Nei primi del Novecento il serbo Milutin Milankovitch formulò l’ipotesi che la combinazione dei tre moti astronomici (inclinazione dell’asse, eccentricità dell’orbita e precessione degli equinozi), modificasse ciclicamente la quantità di radiazione solare ricevuta dalla Terra, causando le glaciazioni.
Da allora ad oggi uno dei maggiori rebus della scienza della Terra è scoprire la causa che porta alla formazione  e alla rapida scomparsa delle calotte glaciali.
Un recentissimo studio sull’Antro del Corchia (Versilia), la più grande grotta carsica d’Europa,  appena uscito su Science express dal titolo: Evidence for Obliquity Forcing of  Glacial Termination II effettuato da un gruppo di ricercatori dell’Istituto Nazionale di Geofisica e Vulcanologia (INGV), dal Dipartimento di Scienze della Terra dell’Università di Pisa, dall’Università di Newcastle (Australia), dall’Università di Melbourne, dall’Università Bordeaux (Francia), dall’Enviromental Research Centre of  Scottish Universities, l’Alfred Wegener Institute for Polar and Marine Research (Germania) spiega quali parametri orbitali siano fondamentali per innescare l’inizio e la fine di una glaciazione.
Secondo la neonata scoperta, la penultima deglaciazione inizierebbe circa 141.000 anni fa.
I ricercatori supportano la tesi di essere in grado di poter svelare i meccanismi climatici e ricostruire il clima del Bacino del Mediterraneo per almeno l’ultimo milione di anni.
Facciamo alcune domande a uno degli autori della prestigiosa pubblicazione, il Dott. Gianni Zanchetta dell’INGV.
Dott. Gianni Zanchetta , grazie ai nuovi dati ottenuti dagli studi geochimici avete potuto indicare l’inclinazione dell’asse terrestre come parametro fondamentale per l’innesco per almeno le due ultime fasi di deglaciazione. Da quale intuizione nasce questo vostro risultato?

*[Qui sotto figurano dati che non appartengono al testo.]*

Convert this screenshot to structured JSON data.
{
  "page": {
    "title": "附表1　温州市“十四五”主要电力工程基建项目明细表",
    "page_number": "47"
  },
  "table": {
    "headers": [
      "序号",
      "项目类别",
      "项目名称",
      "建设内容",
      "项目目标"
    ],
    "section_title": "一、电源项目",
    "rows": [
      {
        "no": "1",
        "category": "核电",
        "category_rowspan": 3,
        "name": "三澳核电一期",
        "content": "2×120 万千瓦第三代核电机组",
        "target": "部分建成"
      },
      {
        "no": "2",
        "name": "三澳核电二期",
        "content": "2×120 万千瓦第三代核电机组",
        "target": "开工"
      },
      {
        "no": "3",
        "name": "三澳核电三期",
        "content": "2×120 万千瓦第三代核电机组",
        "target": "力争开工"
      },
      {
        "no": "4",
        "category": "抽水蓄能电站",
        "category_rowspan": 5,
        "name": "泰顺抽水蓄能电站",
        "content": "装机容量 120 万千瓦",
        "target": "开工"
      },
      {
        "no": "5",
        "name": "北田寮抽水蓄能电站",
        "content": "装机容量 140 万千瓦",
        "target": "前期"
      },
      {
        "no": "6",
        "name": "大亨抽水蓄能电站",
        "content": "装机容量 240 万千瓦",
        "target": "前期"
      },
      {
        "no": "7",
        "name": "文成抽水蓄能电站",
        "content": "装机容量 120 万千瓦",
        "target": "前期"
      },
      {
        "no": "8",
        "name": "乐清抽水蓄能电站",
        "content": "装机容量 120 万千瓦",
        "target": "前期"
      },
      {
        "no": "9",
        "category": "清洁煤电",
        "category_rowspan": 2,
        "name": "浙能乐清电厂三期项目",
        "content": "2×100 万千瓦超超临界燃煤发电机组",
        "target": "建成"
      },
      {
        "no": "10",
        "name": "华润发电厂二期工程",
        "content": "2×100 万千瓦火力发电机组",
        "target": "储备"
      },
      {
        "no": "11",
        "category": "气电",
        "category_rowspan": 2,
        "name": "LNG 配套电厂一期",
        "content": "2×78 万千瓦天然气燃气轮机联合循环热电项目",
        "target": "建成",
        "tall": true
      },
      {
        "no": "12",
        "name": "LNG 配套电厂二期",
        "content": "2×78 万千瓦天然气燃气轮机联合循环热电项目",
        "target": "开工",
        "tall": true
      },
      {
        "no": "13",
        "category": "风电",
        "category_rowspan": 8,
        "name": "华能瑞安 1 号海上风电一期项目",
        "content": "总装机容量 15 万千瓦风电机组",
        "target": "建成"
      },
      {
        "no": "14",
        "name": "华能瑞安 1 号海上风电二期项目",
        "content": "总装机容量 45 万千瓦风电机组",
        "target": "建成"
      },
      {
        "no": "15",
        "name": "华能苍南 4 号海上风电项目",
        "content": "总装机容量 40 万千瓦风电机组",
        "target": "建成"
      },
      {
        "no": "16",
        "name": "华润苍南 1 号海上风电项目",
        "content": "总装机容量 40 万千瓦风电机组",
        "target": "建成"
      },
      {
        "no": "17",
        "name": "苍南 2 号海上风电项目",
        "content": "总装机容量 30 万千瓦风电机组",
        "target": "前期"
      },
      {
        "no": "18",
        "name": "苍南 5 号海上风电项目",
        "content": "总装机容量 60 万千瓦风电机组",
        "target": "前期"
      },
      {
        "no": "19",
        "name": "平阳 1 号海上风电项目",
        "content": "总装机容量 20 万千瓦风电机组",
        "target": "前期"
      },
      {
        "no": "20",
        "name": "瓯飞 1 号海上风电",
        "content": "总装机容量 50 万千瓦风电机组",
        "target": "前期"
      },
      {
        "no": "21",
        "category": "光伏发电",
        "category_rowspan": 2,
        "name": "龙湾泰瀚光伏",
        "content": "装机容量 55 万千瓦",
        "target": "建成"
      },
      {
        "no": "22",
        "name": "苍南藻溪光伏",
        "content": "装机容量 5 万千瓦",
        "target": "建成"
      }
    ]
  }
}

“Più che un’ intuizione è il classico esempio di ricerca che si basa sulla misura e l’osservazione dei fenomeni. Attraverso lo studio ad altissima risoluzione di alcune stalagmiti e la loro datazione ad altissima precisione siamo passati a comparare questi dati con le curve di variazione dell’insolazione. Fatto questo ci siamo accorti, semplicemente, che i nostri dati erano più coerenti con questo tipo di ipotesi che non con altre. Sapevamo che, in ogni caso, riuscire a datare con precisione l’ultima deglaciazione era un risultato importante, ma inizialmente non avevamo idea verso quale ipotesi saremmo giunti. Con i colleghi stranieri e con la collega Ilaria Isola dell’INGV, inizialmente eravamo un po’ scettici e abbiamo cercato di migliorare la risoluzione e l’accuratezza delle dazioni e alla fine ci siamo tutti convinti della correttezza delle nostre conclusioni”.


Può spiegarci in parole semplici i risultati riguardanti l’innesco dell’ultima deglaciazione in Europa?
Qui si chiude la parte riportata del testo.